Consequences of Performance Improvement Plans

Nov. 19, 2015
It’s crucial to understand your options when it comes to performance improvement plans.

When you ask a member of your team to sign a performance improvement plan (PIP) you are essentially telegraphing to them that their performance is not meeting the standards you’ve set for that role. While some employees may view this as a plan to help them get back on track, most will simply view this as a preview of what’s about to happen to their employment status. The outcome is usually not very good.

It really depends on how you, the CIO, present and package this performance plan to the employee you are hoping to turn around. If done properly you can really help an underperforming team member improve—and in some rare cases become a superstar. Conversely, if presented incorrectly, it sends a loud and clear message that you are simply crossing your “T’s” and dotting your “I’s” and documenting their poor performance. In some cases the PIP is required because the leader has failed to document performance issues previously, and the PIP is simply a last ditch paper trail required by the HR or legal team to initiate a termination. 

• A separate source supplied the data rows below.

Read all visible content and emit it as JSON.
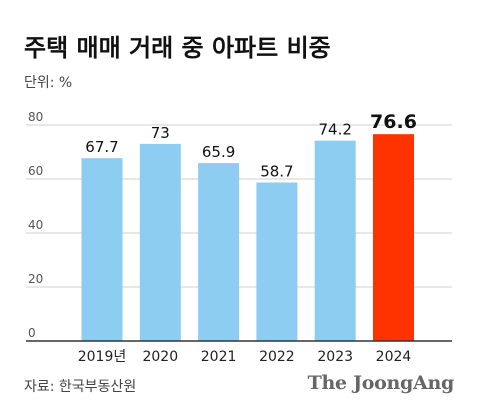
{
  "title": "주택 매매 거래 중 아파트 비중",
  "unit": "단위: %",
  "source": "자료: 한국부동산원",
  "brand": "The JoongAng",
  "colors": {
    "bar": "#8ECDF2",
    "highlight": "#FF3300",
    "grid": "#D0D0D0",
    "axis": "#333333"
  },
  "chart_data": {
    "type": "bar",
    "title": "주택 매매 거래 중 아파트 비중",
    "categories": [
      "2019년",
      "2020",
      "2021",
      "2022",
      "2023",
      "2024"
    ],
    "values": [
      67.7,
      73,
      65.9,
      58.7,
      74.2,
      76.6
    ],
    "value_labels": [
      "67.7",
      "73",
      "65.9",
      "58.7",
      "74.2",
      "76.6"
    ],
    "highlight_index": 5,
    "yticks": [
      0,
      20,
      40,
      60,
      80
    ],
    "ylim": [
      0,
      80
    ],
    "grid": true,
    "xlabel": "",
    "ylabel": ""
  }
}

Let’s look at the employee viewpoint for a moment. When an employee signs a PIP, he or she may think you are there to help them get things back on track when in reality you are asking the employee to agree that you’ve actually identified them as a non-performer. During the one-on-one meeting, many times a manager/leader simply wants to get the document signed. Just check the box so you have proof that the employee read it, not necessarily that he/she agrees to the details of the document. I’ve been there many times in my former life as an executive and it’s an awkward and uncomfortable meeting at best.

Occasionally, I get phone calls from candidates or people who know I run a search firm asking for my advice. I usually tell them that it’s a bad idea to sign a PIP unless the terms are favorable to the employee.

  • Net-Net: If the PIP gives the employee a specific timeline that is reasonable (okay—enough time to find another job) it may be reason enough to sign the PIP. On the other hand if the PIP is fraught with a bunch of legal mumbo-jumbo and you are uncomfortable, you should take pause. You have a few options at this point.
  • You could verbally agree to perform the duties requested in the document and to make positive changes but refuse to sign the PIP.
  • You could lawyer-up and indicate that you simply can’t sign the PIP without consulting with your attorney (that usually ends the meeting).
  • If you are forced to sign the PIP, or threatened with termination, then you could sign it, but include the words “under duress” next to your signature. What this means is that, since you were threatened with termination, you were not free to decline the PIP, and therefore your signature is meaningless.

Whether you sign the PIP or not, you are probably going to be terminated anyway, unless you get another job before the sand runs out of the hourglass. Not signing it doesn’t make it impossible for them to fire you—just a bit more difficult. It also makes your remaining time with that organization less than comfy.

So why is it harmful to sign it? First, you want and need time. The longer you have to look for a new job while being employed with the old employer, the better. Depending on your role it could take months for you to land a new job. Second, you want to get your severance if you don’t find a job in time and do get fired. Severance should never be your end game, but it’s far better for your career, your family, and for you if you get another job first—so you bridge your income without dipping into your savings or retirement account while you are looking for your next gig.

If you are ever in this career predicament make sure you take pause and understand your options and their intent.